Education Background

  • 02/2013 - Present, Ph.D Student at SCALE team, INRIA Sophia-Antipolis and at Lab MAS, Ecole Centrale Paris

  • 09/2010 - 01/2013, Master of Engineering, Ecole Centrale Pekin, Beihang University, China

  • 09/2009 - 01/2013, Ingénieur Généraliste, Ecole Centrale Pekin, Beihang University, China

  • 09/2006 - 06/2010, BSc. Undergraduate, Beihang University, China

  • Working Experiences

    07/2012 – 12/2012, Internship at Oracle

    I work in a team which wants to create a distributed file system with Solaris. My work is to familiar with the kernel of Unix, and learn to develop with the kernel, and write some shell scripts to test the new release version of our products.

    02/2012 – 04/2012, Internship at Baidu

    The target of my work is to manage a 300-node cluster for a contest of internet. I have to install Hadoop to this cluster, and maintain them. And also give some technical supports for this contest.

    04/2011 – 09/2011, Internship at INRIA

    I am an intern in OASIS team at INRIA Sophia-Antipolis. And my work is to model the performance of Hadoop, and create a continuous version of Hadoop with other Ph.D and master students here.

    Projects

    03/2014, Solutions for Processing K Nearest Neighbor Joins for Massive Data on MapReduce

    Given a point p and a set of points S, the kNN operation finds the k closest points to p in S. It is a computational intensive task with a large range of applications such as knowledge discovery or data mining. However, as the volume and the dimension of data increase, only distributed approaches can perform such costly operation in a reasonable time. Recent works have focused on implementing efficient solutions using the MapReduce programming model because it is suitable for large scale data processing. Also, it can easily be executed in a distributed environment. Although these works provide different solutions to the same problem, each one has particular constraints and properties. There is no readily available comparison to help users choose the one most appropriate for their needs. This is the problem we address in this work. Firstly, we show that all kNN implementations go through a common workflow, which we use as a basis for classification. Secondly, we describe precisely the different techniques published so far. And lastly, we provide a set of objective criteria that can be used to make informed decisions.
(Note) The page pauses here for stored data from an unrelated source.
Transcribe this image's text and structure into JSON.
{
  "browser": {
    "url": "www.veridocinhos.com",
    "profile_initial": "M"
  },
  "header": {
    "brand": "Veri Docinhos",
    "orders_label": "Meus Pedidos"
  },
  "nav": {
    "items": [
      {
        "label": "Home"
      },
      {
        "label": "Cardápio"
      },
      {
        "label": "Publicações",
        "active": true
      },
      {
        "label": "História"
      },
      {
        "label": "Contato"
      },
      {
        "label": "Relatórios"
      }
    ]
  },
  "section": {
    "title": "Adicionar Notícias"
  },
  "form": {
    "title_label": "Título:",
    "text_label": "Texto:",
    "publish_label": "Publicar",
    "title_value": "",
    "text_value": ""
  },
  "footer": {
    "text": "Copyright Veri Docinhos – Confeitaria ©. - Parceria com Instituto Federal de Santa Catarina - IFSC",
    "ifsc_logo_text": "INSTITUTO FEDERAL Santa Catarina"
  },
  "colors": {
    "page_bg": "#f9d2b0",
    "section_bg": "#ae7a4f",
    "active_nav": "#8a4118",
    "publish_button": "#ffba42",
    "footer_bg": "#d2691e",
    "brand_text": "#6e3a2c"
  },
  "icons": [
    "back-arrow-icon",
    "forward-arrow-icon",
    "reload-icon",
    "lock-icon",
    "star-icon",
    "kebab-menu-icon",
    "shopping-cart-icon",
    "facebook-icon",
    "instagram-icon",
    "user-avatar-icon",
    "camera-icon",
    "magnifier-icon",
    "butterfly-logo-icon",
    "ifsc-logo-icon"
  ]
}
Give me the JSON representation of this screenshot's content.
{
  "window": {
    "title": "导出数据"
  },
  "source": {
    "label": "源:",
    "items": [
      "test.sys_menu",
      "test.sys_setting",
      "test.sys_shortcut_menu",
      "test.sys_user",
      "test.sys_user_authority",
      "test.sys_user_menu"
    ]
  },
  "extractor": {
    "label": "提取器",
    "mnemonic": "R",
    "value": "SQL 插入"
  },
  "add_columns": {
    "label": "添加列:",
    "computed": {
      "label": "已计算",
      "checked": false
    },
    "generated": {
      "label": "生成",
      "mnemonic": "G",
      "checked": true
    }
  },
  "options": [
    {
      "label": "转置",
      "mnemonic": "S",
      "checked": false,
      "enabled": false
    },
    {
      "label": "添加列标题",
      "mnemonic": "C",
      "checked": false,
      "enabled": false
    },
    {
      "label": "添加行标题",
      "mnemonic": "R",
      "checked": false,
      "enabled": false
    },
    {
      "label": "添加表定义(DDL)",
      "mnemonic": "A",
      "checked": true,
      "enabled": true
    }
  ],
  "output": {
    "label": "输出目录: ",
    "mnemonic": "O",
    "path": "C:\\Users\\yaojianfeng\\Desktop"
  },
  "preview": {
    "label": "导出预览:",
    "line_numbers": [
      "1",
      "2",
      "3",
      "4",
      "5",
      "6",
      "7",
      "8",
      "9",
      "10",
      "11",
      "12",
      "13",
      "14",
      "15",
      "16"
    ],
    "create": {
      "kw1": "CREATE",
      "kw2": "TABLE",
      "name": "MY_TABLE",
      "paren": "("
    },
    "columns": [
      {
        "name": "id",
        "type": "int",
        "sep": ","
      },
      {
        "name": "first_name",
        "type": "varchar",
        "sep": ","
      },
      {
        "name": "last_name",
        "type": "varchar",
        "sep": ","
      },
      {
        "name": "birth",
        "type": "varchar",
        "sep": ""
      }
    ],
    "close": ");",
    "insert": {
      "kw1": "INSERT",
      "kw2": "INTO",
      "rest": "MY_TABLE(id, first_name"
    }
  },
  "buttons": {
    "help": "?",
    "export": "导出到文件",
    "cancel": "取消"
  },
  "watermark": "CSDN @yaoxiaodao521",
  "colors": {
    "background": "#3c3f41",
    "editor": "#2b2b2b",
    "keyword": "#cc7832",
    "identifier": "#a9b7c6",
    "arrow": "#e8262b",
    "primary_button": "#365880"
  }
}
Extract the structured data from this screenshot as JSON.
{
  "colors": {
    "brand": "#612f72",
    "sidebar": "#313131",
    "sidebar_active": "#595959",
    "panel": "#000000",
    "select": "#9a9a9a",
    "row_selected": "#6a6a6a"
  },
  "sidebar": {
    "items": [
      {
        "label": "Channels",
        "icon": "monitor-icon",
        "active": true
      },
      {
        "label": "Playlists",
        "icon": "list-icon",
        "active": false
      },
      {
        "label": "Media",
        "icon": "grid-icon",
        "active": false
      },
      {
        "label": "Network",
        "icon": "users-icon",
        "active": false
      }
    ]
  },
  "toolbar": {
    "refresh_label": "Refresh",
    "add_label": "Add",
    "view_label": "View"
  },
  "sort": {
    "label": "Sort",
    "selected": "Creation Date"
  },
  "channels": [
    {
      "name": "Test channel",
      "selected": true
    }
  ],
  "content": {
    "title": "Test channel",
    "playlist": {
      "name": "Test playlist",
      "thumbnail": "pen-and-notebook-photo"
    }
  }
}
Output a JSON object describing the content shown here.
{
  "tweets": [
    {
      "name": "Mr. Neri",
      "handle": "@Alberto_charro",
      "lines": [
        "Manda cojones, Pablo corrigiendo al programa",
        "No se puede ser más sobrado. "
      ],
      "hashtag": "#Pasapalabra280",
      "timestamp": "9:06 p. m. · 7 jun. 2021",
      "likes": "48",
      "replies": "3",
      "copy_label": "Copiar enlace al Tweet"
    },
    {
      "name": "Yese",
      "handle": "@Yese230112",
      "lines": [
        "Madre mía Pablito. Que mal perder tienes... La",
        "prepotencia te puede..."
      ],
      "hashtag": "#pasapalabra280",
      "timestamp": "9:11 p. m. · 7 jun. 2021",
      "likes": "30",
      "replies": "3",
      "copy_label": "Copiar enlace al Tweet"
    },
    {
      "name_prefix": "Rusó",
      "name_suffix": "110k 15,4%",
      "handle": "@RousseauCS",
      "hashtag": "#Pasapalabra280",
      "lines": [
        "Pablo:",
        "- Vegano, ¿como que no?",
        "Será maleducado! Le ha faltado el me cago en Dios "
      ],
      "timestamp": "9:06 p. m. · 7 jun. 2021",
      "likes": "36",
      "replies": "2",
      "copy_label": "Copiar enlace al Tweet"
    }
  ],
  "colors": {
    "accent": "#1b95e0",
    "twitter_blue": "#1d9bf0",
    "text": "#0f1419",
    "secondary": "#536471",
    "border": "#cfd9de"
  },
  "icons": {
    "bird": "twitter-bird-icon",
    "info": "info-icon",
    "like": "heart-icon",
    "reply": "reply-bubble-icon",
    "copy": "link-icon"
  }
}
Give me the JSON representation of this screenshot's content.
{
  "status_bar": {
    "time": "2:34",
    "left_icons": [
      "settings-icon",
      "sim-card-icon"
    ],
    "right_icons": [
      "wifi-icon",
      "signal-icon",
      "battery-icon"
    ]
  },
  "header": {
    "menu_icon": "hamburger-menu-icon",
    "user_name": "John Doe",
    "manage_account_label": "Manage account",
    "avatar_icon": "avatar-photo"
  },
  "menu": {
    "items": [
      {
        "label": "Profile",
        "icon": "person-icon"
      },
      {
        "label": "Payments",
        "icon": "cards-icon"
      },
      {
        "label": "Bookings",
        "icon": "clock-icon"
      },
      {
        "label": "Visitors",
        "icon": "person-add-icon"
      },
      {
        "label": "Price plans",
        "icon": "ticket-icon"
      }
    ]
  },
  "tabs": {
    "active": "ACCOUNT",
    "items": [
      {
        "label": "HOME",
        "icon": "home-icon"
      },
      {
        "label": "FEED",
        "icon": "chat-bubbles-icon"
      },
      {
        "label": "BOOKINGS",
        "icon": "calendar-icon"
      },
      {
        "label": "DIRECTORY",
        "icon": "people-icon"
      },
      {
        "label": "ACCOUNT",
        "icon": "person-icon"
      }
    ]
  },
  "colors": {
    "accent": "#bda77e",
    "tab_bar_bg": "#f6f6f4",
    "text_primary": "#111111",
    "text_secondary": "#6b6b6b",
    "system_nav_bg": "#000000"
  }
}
    09/2013, Mini Project for ESWC summer school

    This project is a framework to work with the linked and the structured music data on the web. The modules which constituted the framwework allow a user to manage the data sources, map the entities between them, visualize the data, and republish the data with added insights. This project got the first prize at the 2013 ESWC Summer School.

    10/2011 – 11/2012, MapReduce Scheduling

    This project aims to propose a new scheduling algorithm for the current open source implementation of MapReduce----Hadoop, to avoid the unnecessary transmission of data in a distributed file system when running the tasks, and to make the efficient use of each part of the computer (CPU, disk, bandwidth...). This is my master's final project.

    04/2010 - 12/2011, ScilabCloud

    The purpose of this project is to put the open-source scientific computing software SCILAB into cloud, to make it work in a parallel and distributed way, so that it can be used more conveniently and efficiently. This project got the first prize at the 2011 Internetaional OW2 Contest.

    Publications

  • Solutions for Processing K Nearest Neighbor Joins for Big Data on MapReduce - 23rd International Conference on Parallel, Distributed and Network-based Processing, At Turku, Finland - Ge Song, Justine Rochas, Fabrice Huet, Frederic Magoules

  • A Hadoop MapReduce Performance Prediction Method - HPCC 2013 - Ge Song, Zide Meng, Fabrice Huet, Frederic Magoules, Lei Yu, Xuelian Lin [pdf] [ppt]

  • A Game Theory Based MapReduce Scheduling Algorithm - ICM 2012 - Ge Song, Zide Meng, Lei Yu, Xuelian Lin [pdf]

  • Volunteer

    07/2008 – 09/2008, Volunteer of Beijing Olympic Games

    I worked as a bilingual (English and French) translator at the 29th Olympic Games in Beijing.

    Language Skills

  • Chinese: Native Speaker

  • French: B2

  • English: B2

  • Japanese: N3

  • IT Skills

    Java, Python, Hadoop, MapReduce, Storm, SPARQL, MySQL, C, C++, OpenCV, Scilab, Matlab, Office, Photoshop, InDesign

    Hobbies

    Playing the Piano, Chinese Calligraphy, and cooking.